Bien que le thème de la prière soit un sujet souvent discuté et étudié, lorsque j’ai découvert un livre que beaucoup d’entre vous connaissent probablement déjà, Récits d’un pèlerin Russe, la description de sa manière de prier m’a profondément touché. Je vais essayer de la partager avec vous dans cette lettre.

Ecrit au 19e siècle en Russie par un auteur anonyme, il s’agit de l’histoire vraie d’un homme qui avait tout perdu : sa femme et tous ses biens. Un jour, il a entendu, dans un sermon, les paroles de saint Paul : « Priez sans relâche » (1 Thessaloniciens 5, 17). Il a été profondément touché. Ces paroles ne le laissaient pas en paix.

Il a commencé à s’interroger et à réfléchir sur la manière et la possibilité de « prier sans relâche ». Il s’est dit : S’il est vrai que Dieu ne demande pas l’impossible à une personne, et que Dieu lui-même le demande, il faut que je trouve le moyen de prier sans cesse.

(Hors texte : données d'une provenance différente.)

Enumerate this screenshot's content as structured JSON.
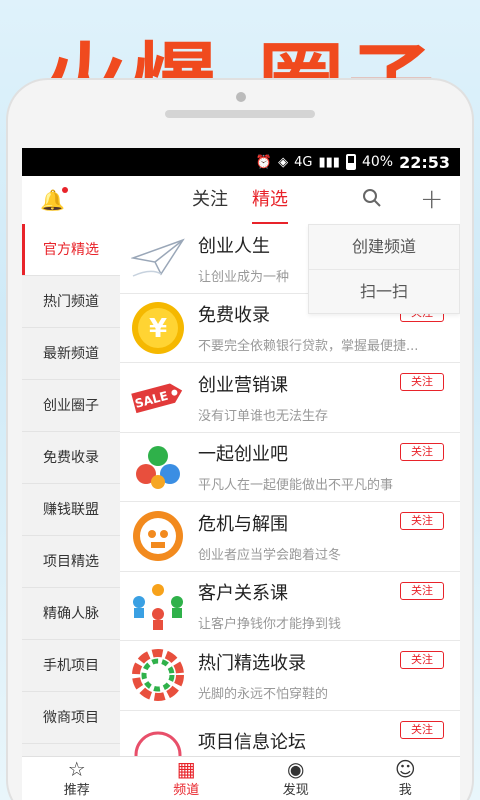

L’homme s’est lancé dans un pèlerinage de plus de 20 ans pour apprendre à répondre à cet appel qui le troublait si profondément. Rien n’est devenu plus important dans sa vie que d’essayer de trouver la réponse, car il était convaincu qu’en la trouvant, toutes les questions, les défis, les difficultés et les luttes de la vie seraient résolus. En outre, le chemin vers la paix intérieure, la joie, la conversion et, enfin, la résurrection personnelle, deviendrait une réalité.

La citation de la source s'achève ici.